RVT also offers several additional benefits, including the ability to conduct training without face-to-face interaction, thereby reducing the risk of gatherings and hospital-acquired infections. As this study demonstrates, trainees from secondary hospitals—who constituted the majority of our cohort—exhibit a heightened need for sustained mentorship and continued practice beyond short-term intensive training due to deficits in educational and clinical case resources. RVT eliminates geographical and venue constraints, leading to reduced training costs while significantly enhancing trainees’ clinical competency.

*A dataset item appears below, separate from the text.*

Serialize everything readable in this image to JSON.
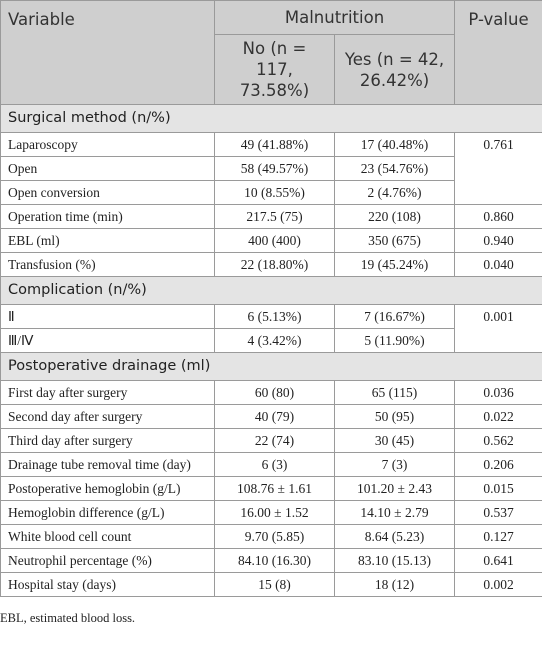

The limitations of this study are as follows. First, as a quasi-experimental study without a control group, causal inferences are limited. Future randomized trials comparing remote vs simulation training are needed. Second, the baseline levels of the trainees varied, and most trainees selected simple cases, which may have led to the assessment scale not fully capturing common issues among the trainees. Future studies should stratify by case complexity. Third, remote training requires a high level of self-discipline from trainees28 and is influenced by the hardware conditions and the number of cases available at their local hospitals. As a result, the effectiveness of self-directed practice may vary among trainees. Fourth, Resource constraints (3 sets of system + 3 instructors per 24-trainee cohort) forced non-standardized assessment schedules. This temporal heterogeneity risks introducing performance measurement biases via two mechanisms: (1) differential skill decay/consolidation timelines, and (2) uncontrolled variations in clinical case exposure during intervals. Long-term skill retention beyond one month remains unverified.

Conclusion

The purpose of the training is to enhance clinical competence, remote visualized bronchoscopy training significantly enhanced confidence and clinical skills, can serve as a valuable supplement to traditional training methods. While effective as a post-simulation adjunct, further validation in multicenter trials is warranted to establish standardized implementation.

Author Contributions

Shupeng Wang, MD, Critical Care Physician. Responsible for applying for the research project, proposed a theoretical model for the integration of remote visual teaching and simulation training, responsible for research design, data analysis, and writing the initial draft of the paper. Dejing Song, BS, RT, Responsible for conducting remote teaching and assessment of bronchoscopy, as well as collecting experimental data. Xiaocong Sun, BS, RT, Responsible for conducting remote teaching and assessment of bronchoscopy, as well as collecting experimental data. Chen Li, MD, Critical Care Physician, Responsible for providing experimental equipment and coordinating training for 48 trainees. Hui Wang, MD, Critical Care Physician, Responsible for analyzing experimental data and statistical modeling. Junyu Ma, MD, Critical Care Physician, Assisted in the design of scales and the process of remote assessment. Wei Li, BS, RN, Supervised the academic rigor of experimental design and data analysis, and managed the funding. All authors made a significant contribution to the work reported, whether that is in the conception, study design, execution, acquisition of data, analysis and interpretation, or in all these areas; took part in drafting, revising or critically reviewing the article; gave final approval of the version to be published; have agreed on the journal to which the article has been submitted; and agree to be accountable for all aspects of the work.

Funding

Teaching Management Quality Improvement Initiative for Standardized Residency Training at China-Japan Friendship Hospital (2022).

Disclosure

The authors declare that the study was conducted in the absence of any commercial or financial relationships that could be construed as a potential conflict of interest.